A Misdemeanor is generally called a Disorderly Person’s offense in New Jersey. New Jersey does not call criminal offenses felonies or misdemeanors. An offense which would be a felony in other states is simply called a “crime” in New Jersey. A lower misdemeanor type criminal matter is under the “Disorderly Person” offense.
In order to be eligible to expunge a petty or disorderly persons offense, an individual must have no pending charges and no more than three (3) petty or disorderly persons convictions, as well as having never been convicted of a felony offense. Furthermore, five (5) years must have passed since the date of conviction, payment of fines, successful completion of probation, or release from incarceration (whichever is later). In other words, a petty or disorderly persons conviction will follow an individual around for a minimum of 5 years (absent defense and/or a downgrade of the charge). (NJS 2C:52-3). These offenses have the potential penalty of up to six (6) months in jail, fines, probation, and even driver’s license suspension.
How Do I Expunge My Disorderly Persons Record?

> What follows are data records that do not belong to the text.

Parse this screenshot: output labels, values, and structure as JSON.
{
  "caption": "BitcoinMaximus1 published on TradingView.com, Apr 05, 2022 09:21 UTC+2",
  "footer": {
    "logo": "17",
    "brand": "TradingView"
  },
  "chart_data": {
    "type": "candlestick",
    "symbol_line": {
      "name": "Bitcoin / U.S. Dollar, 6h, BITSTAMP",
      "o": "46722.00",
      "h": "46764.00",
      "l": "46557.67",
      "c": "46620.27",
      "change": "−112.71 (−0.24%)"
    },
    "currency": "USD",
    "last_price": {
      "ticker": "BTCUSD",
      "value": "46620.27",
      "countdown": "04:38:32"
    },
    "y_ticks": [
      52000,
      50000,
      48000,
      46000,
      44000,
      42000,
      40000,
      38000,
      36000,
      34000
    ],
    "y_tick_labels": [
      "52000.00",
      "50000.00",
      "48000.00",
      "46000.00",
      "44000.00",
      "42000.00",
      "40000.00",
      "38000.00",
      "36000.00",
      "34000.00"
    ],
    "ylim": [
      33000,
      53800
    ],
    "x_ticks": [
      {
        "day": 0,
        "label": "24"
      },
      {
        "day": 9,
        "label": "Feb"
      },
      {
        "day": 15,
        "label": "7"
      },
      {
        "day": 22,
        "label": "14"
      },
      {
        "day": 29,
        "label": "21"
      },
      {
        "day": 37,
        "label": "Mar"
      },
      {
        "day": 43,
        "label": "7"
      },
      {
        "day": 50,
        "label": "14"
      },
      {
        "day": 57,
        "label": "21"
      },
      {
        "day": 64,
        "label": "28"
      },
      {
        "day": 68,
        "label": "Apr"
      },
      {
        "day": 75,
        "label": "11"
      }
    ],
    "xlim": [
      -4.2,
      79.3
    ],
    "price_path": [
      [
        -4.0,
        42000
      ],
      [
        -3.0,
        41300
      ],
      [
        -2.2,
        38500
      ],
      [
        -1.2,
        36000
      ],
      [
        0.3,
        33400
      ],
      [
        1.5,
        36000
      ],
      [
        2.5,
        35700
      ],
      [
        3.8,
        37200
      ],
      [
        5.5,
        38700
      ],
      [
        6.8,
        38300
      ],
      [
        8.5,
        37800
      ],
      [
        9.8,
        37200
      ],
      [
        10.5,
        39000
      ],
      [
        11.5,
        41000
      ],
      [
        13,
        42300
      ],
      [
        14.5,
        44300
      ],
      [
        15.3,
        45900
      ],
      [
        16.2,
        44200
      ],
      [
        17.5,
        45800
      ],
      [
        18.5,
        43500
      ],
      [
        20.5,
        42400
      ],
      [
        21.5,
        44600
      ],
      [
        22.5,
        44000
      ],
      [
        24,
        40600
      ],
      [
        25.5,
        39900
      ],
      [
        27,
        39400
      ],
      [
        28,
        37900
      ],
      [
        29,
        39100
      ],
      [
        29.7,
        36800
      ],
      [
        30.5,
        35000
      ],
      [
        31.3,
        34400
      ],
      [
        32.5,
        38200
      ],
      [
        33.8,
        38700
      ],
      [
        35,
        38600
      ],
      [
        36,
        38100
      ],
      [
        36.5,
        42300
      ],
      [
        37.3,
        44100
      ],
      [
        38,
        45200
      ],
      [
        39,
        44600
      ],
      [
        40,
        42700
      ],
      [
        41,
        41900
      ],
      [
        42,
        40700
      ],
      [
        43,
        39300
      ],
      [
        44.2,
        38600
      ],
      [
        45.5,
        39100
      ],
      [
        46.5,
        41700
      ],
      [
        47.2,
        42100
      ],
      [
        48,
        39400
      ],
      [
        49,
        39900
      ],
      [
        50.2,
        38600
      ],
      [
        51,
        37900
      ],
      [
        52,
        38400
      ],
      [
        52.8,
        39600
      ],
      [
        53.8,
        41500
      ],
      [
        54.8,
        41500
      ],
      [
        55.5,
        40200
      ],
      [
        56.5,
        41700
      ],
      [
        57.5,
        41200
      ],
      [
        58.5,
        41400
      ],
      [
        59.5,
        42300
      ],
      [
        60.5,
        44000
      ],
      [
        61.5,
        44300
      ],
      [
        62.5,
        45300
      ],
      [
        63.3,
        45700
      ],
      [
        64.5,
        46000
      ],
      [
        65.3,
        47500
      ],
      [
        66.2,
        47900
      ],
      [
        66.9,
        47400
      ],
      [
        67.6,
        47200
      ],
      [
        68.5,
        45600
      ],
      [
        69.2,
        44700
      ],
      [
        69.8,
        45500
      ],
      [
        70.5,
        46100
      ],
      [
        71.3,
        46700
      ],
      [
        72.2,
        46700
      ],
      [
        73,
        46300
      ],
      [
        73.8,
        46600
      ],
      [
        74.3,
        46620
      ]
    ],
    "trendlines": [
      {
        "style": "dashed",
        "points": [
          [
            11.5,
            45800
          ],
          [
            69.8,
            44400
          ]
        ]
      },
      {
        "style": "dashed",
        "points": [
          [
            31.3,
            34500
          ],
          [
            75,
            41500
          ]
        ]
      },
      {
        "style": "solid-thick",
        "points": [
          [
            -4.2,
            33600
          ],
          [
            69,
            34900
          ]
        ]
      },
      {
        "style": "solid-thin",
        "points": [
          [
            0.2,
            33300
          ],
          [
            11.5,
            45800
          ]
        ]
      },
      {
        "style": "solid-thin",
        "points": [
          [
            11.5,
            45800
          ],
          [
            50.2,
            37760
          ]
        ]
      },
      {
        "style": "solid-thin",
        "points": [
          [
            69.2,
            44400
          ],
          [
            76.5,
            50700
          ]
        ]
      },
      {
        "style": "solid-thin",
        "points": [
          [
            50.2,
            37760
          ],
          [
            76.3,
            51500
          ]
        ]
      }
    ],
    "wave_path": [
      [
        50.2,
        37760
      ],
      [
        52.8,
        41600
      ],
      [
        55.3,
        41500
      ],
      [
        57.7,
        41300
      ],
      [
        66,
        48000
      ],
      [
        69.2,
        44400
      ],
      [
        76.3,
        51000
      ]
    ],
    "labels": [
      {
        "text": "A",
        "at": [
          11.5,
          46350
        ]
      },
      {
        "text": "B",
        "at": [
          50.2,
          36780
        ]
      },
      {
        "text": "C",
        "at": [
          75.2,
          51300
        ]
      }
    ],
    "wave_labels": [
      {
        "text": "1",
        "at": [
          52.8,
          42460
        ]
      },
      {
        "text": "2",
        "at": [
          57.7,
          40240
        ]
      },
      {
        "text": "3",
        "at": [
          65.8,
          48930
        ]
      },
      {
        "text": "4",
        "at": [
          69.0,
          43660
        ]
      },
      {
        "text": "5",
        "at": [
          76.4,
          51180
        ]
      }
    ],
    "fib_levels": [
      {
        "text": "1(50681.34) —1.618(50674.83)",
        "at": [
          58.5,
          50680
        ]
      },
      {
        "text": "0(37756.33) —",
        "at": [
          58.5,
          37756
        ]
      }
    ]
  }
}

Before you can begin the process of expunging your record you need to first consider if you qualify for an expungement. Under New Jersey law, you must not have any charges pending or otherwise still open when you file a Petition for Expungement, and you must certify that on your petition. Also, you must certify that you have never been granted an expungement for an indictable offense in New Jersey or in any other state. And finally, if your case has been dismissed as a result of completion of a supervisory treatment or other diversion program, you must indicate the nature of the original charge, the court of disposition, and the date of disposition.
In order to prepare your expungement petition and prove your eligibility, you will need to get the following information:
- The date of your arrest
- The statute(s) and the offense(s) for which you were arrested or convicted (note that, if the offenses were reduced from the original charges, these will be different):
- The original indictment, summons(es), or complaint(s)/docket number(s):
- The date of conviction or the date the charges were dismissed if you were found not guilty (also called “date of disposition if no conviction resulted” in the statute); and
- The court’s disposition of the matter and the specific punishment imposed, if any, including the dates any fines were paid and when you completed probation or parole, if any imposed.